Redland City Council pushes for 'more equitable' funding as part of federal election advocacy

REDLAND City Council will push for the federal government to increase the proportion of tax revenue given to local governments.

If the federal government agreed to council’s proposal, the city would get an extra $4 million in its coffers.

Mayor Karen Williams said she would call on the federal government to restore financial assistance grants to at least one per cent of the Commonwealth tax revenue.

She said that in 1996 the grants were about one per cent of tax revenue but a freeze on the indexation of the FAGs had seen a 43 per cent decline over 20 years.

Cr Williams said the council was the level of government closest to the community and responsible for delivering much of the infrastructure and services needed by residents.
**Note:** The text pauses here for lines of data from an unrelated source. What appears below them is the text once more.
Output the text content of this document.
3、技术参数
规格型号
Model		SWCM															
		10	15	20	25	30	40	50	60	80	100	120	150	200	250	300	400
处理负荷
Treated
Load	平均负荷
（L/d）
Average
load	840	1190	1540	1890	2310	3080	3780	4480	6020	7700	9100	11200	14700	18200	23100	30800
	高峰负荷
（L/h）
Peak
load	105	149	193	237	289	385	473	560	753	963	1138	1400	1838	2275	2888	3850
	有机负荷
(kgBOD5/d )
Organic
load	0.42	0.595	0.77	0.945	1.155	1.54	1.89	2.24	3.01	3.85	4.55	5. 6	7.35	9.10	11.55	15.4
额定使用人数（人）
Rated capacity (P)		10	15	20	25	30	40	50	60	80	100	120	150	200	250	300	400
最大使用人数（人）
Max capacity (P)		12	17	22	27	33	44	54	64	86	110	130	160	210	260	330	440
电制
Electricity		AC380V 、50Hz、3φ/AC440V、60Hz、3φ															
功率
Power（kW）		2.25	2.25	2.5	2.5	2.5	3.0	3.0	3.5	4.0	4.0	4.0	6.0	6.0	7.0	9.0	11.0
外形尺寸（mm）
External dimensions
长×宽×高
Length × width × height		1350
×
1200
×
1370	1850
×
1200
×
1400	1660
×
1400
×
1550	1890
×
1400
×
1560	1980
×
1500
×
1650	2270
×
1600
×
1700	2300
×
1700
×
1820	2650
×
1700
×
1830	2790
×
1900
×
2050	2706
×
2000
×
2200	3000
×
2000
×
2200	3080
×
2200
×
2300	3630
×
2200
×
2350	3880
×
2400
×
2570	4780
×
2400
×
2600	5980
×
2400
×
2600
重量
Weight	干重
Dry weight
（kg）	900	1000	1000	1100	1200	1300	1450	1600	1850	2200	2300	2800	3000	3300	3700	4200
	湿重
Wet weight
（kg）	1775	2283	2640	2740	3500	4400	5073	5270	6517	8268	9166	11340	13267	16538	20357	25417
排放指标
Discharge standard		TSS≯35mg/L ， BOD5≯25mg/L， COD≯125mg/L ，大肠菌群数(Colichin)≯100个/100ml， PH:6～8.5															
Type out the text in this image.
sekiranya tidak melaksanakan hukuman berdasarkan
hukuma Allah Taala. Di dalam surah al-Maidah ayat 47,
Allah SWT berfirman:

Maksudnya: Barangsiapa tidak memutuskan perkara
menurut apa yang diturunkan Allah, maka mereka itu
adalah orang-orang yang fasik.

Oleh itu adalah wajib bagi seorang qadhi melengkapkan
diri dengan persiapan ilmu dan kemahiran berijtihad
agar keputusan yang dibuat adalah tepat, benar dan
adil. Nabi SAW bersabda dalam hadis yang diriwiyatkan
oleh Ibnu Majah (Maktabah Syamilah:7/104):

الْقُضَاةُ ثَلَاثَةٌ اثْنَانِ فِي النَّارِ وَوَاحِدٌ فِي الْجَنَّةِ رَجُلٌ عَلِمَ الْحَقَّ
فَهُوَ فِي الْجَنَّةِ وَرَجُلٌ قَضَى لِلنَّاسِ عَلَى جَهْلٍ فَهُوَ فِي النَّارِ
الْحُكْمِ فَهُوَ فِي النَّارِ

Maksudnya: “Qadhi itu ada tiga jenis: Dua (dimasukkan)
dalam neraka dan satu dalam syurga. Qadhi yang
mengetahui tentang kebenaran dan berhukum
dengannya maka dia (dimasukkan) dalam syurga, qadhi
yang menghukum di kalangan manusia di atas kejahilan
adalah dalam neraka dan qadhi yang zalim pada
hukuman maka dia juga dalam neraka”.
“Local government manages 33 per cent of public assets but collects only 3 per cent of total government taxes to manage these assets,” she said.
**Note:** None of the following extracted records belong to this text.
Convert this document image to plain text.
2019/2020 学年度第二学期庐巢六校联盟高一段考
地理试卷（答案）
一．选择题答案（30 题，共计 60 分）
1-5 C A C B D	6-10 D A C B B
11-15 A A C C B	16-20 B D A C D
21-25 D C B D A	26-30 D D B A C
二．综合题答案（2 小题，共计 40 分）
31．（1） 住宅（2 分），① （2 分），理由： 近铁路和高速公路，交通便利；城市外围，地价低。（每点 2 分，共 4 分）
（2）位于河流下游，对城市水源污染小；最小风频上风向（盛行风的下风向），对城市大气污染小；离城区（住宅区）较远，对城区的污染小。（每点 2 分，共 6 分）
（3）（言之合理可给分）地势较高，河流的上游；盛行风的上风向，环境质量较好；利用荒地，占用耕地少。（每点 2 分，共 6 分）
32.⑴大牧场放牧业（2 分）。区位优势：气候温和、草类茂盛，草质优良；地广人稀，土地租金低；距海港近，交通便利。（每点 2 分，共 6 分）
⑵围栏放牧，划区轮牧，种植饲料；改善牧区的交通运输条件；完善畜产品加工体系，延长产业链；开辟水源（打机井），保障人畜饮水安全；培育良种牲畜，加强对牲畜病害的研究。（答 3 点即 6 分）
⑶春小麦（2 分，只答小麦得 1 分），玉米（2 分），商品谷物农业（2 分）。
“In contrast the federal government collects 80 per cent of taxes and manages 11 per cent of public assets.”

Cr Williams said it was not equitable and the push for change was designed to restore the balance.
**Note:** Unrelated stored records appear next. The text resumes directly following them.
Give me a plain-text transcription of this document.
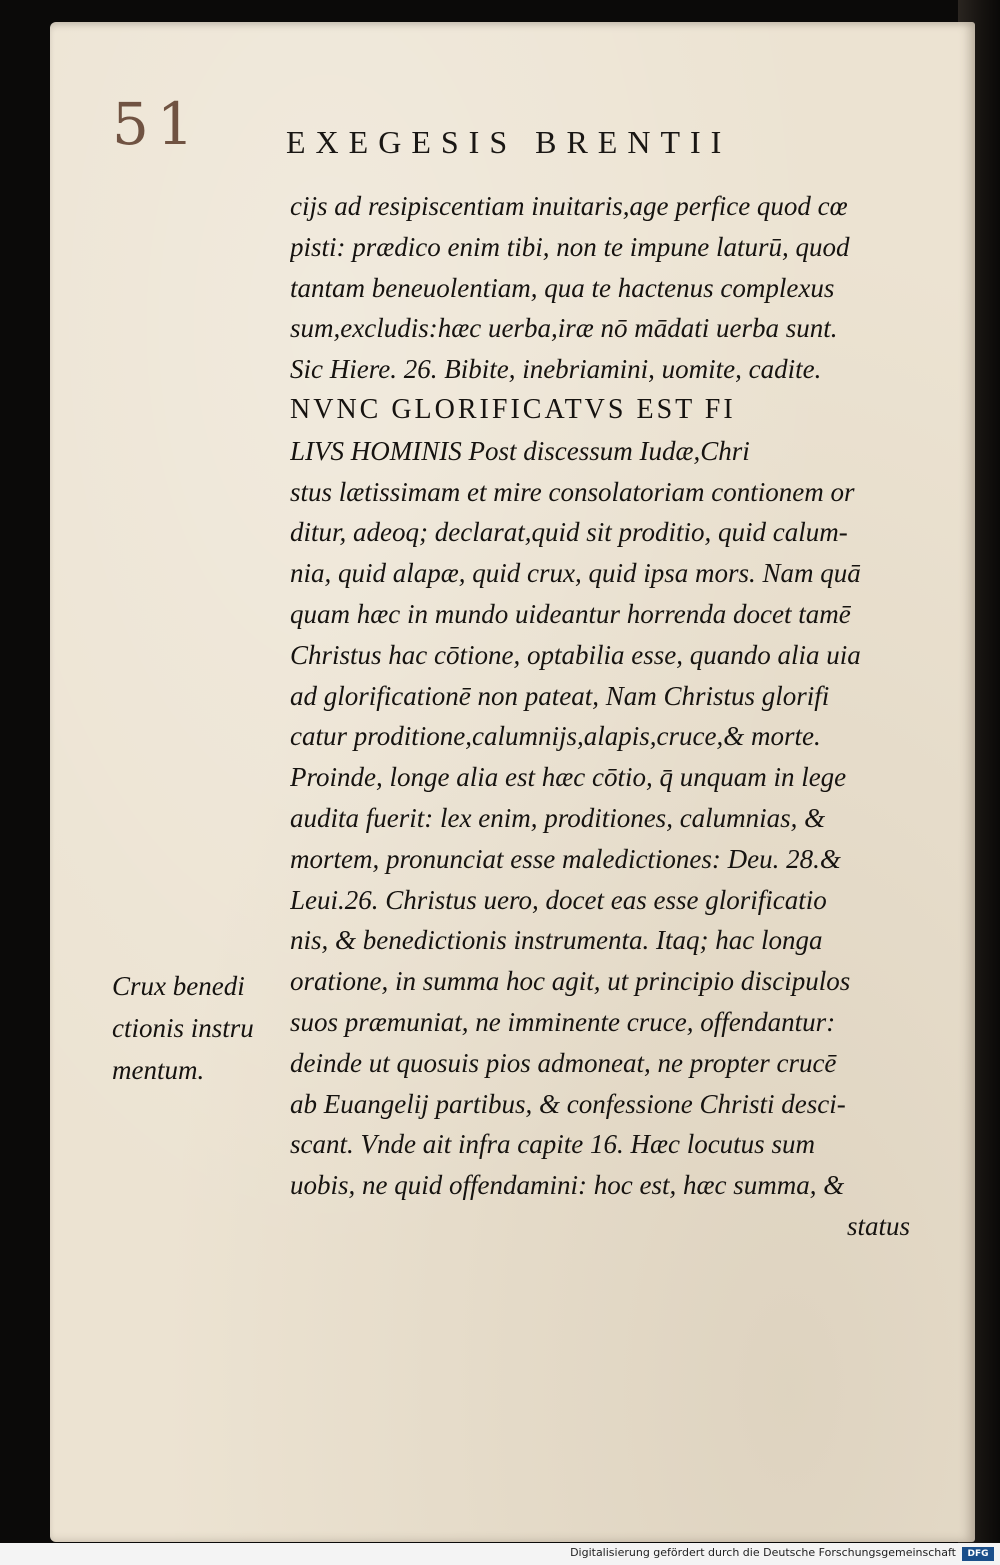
51	EXEGESIS BRENTII
cijs ad resipiscentiam inuitaris,age perfice quod cœ
pisti: prædico enim tibi, non te impune laturū, quod
tantam beneuolentiam, qua te hactenus complexus
sum,excludis:hæc uerba,iræ nō mādati uerba sunt.
Sic Hiere. 26. Bibite, inebriamini, uomite, cadite.
NVNC GLORIFICATVS EST FI
LIVS HOMINIS Post discessum Iudæ,Chri
stus lætissimam et mire consolatoriam contionem or
ditur, adeoq; declarat,quid sit proditio, quid calum-
nia, quid alapæ, quid crux, quid ipsa mors. Nam quā
quam hæc in mundo uideantur horrenda docet tamē
Christus hac cōtione, optabilia esse, quando alia uia
ad glorificationē non pateat, Nam Christus glorifi
catur proditione,calumnijs,alapis,cruce,& morte.
Proinde, longe alia est hæc cōtio, q̄ unquam in lege
audita fuerit: lex enim, proditiones, calumnias, &
mortem, pronunciat esse maledictiones: Deu. 28.&
Leui.26. Christus uero, docet eas esse glorificatio
nis, & benedictionis instrumenta. Itaq; hac longa
oratione, in summa hoc agit, ut principio discipulos
suos præmuniat, ne imminente cruce, offendantur:
deinde ut quosuis pios admoneat, ne propter crucē
ab Euangelij partibus, & confessione Christi desci-
scant. Vnde ait infra capite 16. Hæc locutus sum
uobis, ne quid offendamini: hoc est, hæc summa, &
status
Crux benedi
ctionis instru
mentum.
Digitalisierung gefördert durch die Deutsche Forschungsgemeinschaft	DFG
She said council estimated that increasing the grants would deliver an increase of about $4 million to the city and about $400 million for Queensland councils.

Cr Williams said that last year the grant had equated to about 0.55 per cent of tax revenue.

“This reduction is despite an average of 3.47 per cent annual growth rate in Australia’s gross domestic product between 1960 and 2017,” Cr Williams said.

“This means local government is effectively getting less of the nation’s taxation to deliver the services and infrastructure required in their communities.”

Cr Williams said she would write to the relevant minister and the request could be included in council’s federal election advocacy document.

Bowman MP Andrew Laming said he was a massive supporter of fixing a portion of Canberra funding to councils.

“(However) it relies on the Labor Party agreeing to stop running Australia into deep debt every time they get their hands on government,” he said.

“Our budget balances this year after six years of repair and locals understand there is not point borrowing from overseas to fund our councils.”